The Next Generation of Country Music: J.D. McPherson
J.D. once again aims to explore and celebrate the dustier corners of old-school rock-and-roll.
Arist: J.D. McPherson
Home Base: Tulsa, Oklahoma
At first glance, J.D. McPherson's debut album, 2012's Signs and Signifiers, seems like a pretty straightforward retro affair. Greasy swingers like "North Side Gal" and "Scratching Circles," practically smelling of pomade and cigarettes, harken back to a time when country music and rock 'n' roll weren't such far-removed relations. (Elvis, anyone?) But take a step back and you'll see his songs take on a decidedly modern edge. J.D. is an Oklahoma kid who grew up loving 1970s punk as much as 1950s rock 'n' roll, but he didn't plan on a full-bore career in music. He earned a master's degree in art and taught middle school art and technology classes before being downsized in 2011; by then, he'd already recorded and self-released Signs, so he took the layoff as an opportunity to give his musical side project a fair shot. And he hasn't looked back since.

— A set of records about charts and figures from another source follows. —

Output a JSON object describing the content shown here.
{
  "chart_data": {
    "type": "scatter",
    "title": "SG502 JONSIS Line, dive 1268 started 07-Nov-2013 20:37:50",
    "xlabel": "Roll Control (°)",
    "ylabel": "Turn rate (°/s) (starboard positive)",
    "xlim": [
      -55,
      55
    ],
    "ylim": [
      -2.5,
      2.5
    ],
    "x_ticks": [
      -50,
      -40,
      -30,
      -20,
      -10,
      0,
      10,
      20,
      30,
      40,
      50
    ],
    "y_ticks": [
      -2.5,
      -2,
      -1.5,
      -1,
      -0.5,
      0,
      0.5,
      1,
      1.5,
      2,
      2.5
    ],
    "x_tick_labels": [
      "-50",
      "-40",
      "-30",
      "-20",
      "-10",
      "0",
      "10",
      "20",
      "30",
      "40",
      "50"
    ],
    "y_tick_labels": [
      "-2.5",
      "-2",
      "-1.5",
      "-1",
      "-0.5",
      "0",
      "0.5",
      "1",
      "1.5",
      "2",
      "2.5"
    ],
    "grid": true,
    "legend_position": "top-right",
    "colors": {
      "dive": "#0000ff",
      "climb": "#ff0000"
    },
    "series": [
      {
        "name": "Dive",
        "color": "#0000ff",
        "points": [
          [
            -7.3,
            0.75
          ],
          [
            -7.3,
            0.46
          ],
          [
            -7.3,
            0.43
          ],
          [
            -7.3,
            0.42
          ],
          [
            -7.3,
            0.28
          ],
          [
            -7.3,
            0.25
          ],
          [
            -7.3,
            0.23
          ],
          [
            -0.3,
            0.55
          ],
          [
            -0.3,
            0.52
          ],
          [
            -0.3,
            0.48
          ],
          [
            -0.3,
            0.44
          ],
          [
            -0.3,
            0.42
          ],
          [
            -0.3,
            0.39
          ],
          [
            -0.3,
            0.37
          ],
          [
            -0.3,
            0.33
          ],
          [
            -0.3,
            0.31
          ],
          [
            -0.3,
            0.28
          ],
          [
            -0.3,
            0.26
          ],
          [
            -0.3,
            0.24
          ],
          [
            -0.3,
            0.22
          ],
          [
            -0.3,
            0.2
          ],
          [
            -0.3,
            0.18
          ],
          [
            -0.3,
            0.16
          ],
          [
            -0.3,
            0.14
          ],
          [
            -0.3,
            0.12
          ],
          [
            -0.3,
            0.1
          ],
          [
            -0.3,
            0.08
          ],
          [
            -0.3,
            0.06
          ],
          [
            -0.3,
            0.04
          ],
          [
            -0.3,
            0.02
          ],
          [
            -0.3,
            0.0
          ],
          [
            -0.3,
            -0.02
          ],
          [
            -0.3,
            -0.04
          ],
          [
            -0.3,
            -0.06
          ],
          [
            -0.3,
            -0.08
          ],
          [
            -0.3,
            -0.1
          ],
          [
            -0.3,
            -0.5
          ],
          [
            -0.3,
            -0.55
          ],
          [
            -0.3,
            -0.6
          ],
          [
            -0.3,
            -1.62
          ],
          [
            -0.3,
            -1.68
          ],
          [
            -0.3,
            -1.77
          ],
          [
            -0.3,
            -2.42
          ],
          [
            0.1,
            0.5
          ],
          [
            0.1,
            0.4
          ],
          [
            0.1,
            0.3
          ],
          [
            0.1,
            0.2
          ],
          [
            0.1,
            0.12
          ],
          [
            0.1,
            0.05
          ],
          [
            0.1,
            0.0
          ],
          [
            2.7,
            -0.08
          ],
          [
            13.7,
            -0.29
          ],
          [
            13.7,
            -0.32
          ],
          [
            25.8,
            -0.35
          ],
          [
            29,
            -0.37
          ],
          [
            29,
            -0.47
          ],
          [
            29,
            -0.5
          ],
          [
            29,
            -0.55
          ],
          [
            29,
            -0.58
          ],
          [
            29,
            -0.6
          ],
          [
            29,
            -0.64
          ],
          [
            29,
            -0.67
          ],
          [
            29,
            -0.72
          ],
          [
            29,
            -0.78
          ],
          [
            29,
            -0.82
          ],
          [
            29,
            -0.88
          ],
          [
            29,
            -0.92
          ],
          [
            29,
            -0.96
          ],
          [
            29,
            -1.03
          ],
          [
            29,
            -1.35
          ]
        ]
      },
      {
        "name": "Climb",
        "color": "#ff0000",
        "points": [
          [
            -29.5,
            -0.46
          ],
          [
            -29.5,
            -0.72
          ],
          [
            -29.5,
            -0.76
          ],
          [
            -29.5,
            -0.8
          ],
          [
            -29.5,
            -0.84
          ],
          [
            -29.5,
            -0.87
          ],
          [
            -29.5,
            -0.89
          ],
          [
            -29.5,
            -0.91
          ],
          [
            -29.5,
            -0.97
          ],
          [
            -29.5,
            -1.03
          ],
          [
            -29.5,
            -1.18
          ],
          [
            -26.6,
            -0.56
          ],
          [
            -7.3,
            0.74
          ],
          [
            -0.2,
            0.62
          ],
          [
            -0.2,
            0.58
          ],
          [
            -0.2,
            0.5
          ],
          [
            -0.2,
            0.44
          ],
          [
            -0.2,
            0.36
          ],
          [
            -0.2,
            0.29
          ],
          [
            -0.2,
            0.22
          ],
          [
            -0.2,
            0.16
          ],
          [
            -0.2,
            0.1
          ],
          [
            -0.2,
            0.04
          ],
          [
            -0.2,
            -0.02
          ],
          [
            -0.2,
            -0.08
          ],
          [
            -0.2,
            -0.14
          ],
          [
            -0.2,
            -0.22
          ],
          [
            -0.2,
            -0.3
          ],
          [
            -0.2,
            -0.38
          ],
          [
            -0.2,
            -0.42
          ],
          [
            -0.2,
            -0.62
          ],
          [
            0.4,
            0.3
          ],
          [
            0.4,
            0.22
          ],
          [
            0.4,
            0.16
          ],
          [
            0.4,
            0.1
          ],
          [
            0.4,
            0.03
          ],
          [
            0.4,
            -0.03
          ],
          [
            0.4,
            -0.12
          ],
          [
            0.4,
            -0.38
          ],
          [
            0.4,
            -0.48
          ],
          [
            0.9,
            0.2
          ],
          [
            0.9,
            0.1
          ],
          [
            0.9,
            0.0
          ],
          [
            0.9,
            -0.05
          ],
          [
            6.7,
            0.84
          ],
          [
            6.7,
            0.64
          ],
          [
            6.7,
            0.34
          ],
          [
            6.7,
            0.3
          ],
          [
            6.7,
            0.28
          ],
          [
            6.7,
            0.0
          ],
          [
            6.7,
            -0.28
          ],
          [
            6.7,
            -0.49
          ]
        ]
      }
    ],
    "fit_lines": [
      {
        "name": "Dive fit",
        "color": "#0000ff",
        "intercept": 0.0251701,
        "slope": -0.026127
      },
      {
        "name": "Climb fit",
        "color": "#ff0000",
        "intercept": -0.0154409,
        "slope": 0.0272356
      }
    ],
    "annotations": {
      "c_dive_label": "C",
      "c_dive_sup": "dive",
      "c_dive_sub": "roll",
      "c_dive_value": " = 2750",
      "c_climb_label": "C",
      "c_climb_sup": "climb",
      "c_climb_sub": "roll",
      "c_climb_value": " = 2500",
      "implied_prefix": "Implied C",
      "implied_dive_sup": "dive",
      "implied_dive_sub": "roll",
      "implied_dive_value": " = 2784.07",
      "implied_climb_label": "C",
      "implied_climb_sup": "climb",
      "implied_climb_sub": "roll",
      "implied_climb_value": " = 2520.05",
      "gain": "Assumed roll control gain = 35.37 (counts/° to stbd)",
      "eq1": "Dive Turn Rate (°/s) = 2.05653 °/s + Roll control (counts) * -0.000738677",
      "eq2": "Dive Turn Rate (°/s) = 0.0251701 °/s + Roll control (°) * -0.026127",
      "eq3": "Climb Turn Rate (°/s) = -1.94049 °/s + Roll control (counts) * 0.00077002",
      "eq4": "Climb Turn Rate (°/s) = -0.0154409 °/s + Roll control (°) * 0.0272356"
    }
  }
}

His new LP, due out this spring, was recorded in Valdosta, Georgia, with producer and sound engineer Mark Neill (The Black Keys, Old 97's), and on it J.D. once again aims to explore and celebrate the dustier corners of old-school rock 'n' roll. "Things happen—these huge explosions that send ripples across the world—in design and art and music, but we, as Americans, move on so quickly," he says. "There's still room to adopt sounds and ideas that have happened and play with those things. That's sort of my goal, [and] I think everybody's doing basically the same thing—taking the stuff that they like and making [more] stuff out of it."
Musical Hero: British singer/songwriter Nick Lowe
His New Fave: Sean Rowe, a folk singer from Troy, New York. "He's got this basso profundo—bass, bass, bass—voice."